Eine Sage, die besonders in Wahlzeiten gerne erzählt wird …

Von Dr. Alfons Adam

Im Zusammenhang mit den zur Zeit stattfindenden Wahlen ist wieder viel vom „christlichen“ oder „bürgerlich-konservativen“ Lager die Rede. Auch in meinem Freundeskreis. Ich frage mich nur, wo diese meine Freunde dieses Lager orten.

Die Frau Generaldirektorin des ORF müßte man, so es dieses gibt, zweifellos dem „christlichen Lager“ zuordnen. Auch die österreichische Bundesregierung wird seit dem Jahre 2000 hauptsächlich vom „christlichen Lager“ getragen, dem auch die für Kultur zuständige Ministerin Gehrer zuzuordnen wäre. Und genau dazu habe ich in den letzten Tagen einige Beobachtungen gemacht.

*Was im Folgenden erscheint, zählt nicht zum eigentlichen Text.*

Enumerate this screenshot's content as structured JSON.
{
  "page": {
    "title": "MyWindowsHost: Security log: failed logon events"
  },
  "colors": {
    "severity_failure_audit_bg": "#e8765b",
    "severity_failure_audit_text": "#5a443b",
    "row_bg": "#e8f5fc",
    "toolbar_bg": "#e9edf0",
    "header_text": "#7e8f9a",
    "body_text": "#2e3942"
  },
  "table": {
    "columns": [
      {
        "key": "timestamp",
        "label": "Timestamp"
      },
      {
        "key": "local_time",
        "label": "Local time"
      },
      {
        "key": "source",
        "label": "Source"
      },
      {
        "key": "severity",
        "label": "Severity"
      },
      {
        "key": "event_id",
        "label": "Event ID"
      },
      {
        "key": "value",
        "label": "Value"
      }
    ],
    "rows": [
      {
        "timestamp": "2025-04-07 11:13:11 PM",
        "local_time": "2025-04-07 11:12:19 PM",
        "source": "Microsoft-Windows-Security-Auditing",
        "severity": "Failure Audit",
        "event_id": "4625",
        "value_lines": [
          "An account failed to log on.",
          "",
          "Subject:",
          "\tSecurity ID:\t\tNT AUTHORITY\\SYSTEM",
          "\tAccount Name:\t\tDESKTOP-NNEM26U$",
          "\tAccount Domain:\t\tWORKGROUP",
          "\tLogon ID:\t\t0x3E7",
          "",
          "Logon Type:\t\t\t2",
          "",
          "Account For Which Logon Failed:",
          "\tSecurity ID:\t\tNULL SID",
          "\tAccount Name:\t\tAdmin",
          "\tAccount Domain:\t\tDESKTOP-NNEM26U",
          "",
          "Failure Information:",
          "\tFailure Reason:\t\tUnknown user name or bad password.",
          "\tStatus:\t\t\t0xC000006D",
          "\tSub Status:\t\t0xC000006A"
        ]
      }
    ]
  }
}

An Sonntagen zwischen 7.00 und 8.00 Uhr gibt es in Ö1 eine Sendung der Religionsabteilung mit dem Titel „Erfüllte Zeit“. Wieder einmal wurde am 9. 10. 2005 deutlich, daß alle Religionen mit Sympathie betrachtet werden, nur nicht die katholische. Zuerst kam der Jugendseelsorger der Erzdiözese Wien zu Wort, der sich offensichtlich der Worte Jesu schämt, weil er unter Mission etwas ganz anderes verstanden wissen will, als in der Hl. Schrift überliefert ist. Dann wurde Adolf Holl als anerkannter Theologe und weiser Mann hochgelobt. Immerhin hat man erfahren, daß er von der bösen Kirche als Priester suspendiert und ihm die kirchliche Lehrerlaubnis entzogen wurde. Holl durfte dann auch selbst zu Wort kommen und sich dahin äußern, er würde die Messe auch dann nicht mehr lesen, wenn ihn der Papst anrufen und sich bei ihm entschuldigen würde. Der Rest war wirres Zeug. Ganz am Ende der Sendung wurde noch berichtet über ein Zusammentreffen zwischen evangelischen Christinnen und Musliminnen. Und dabei ist so eine Christin zu Wort gekommen und äußerte, sie habe große Hochachtung vor einer Dame, die früher katholisch war und nun Muslimin ist.

Weiters ist mir ein Artikel in der Kronenzeitung aufgefallen. Und zwar ein Bericht über die Uraufführung eines Stückes von Franzobel „Wir wollen den Messias“. Wenn man weiß, daß dieser Unsinn mit unser aller Steuergelder subventioniert wird, dann sollte uns eigentlich interessieren, wie so etwas unter einer vom „christlichen Lager“ geführten Regierung möglich ist. Nun das Zitat (Kronenzeitung, Montag, 10. Oktober 2005, Seite 28/29):

Achtung! Enthält Berichte über verstörende und blasphemische Ereignisse

„Jesus, fett, süchtig nach Pornos und ein Waffennarr, erwischt die Erleuchtung prompt beim Koitus: Burg-Debütant Joachim Meyerhoff mutiert vom ausgestopften Ekel zum Heiland-Porträt aus dem Gebetbuch, entstiegen einem Nazarener-Bild. Erlösung predigt er, Widerstand gegen ‚Bananen‘, Globalisierung, Weltarmut, Reformstau… Als Klein Jesus endet er dort, wo sein Namensvetter endete: in Beiers Slapstick-Version nagelt er sich selbst ans Kreuz, zum ‚Dies irae‘ aus Verdis ‚Messa da Requiem‘.“

Meiner Meinung nach ist in der Öffentlichkeit gar nicht wahrnehmbar, daß es noch katholische Christen in diesem Land gibt, die ihren Glauben ernst nehmen. Das „christliche Lager“ ist eine Sage, die besonders in Wahlzeiten gerne erzählt wird.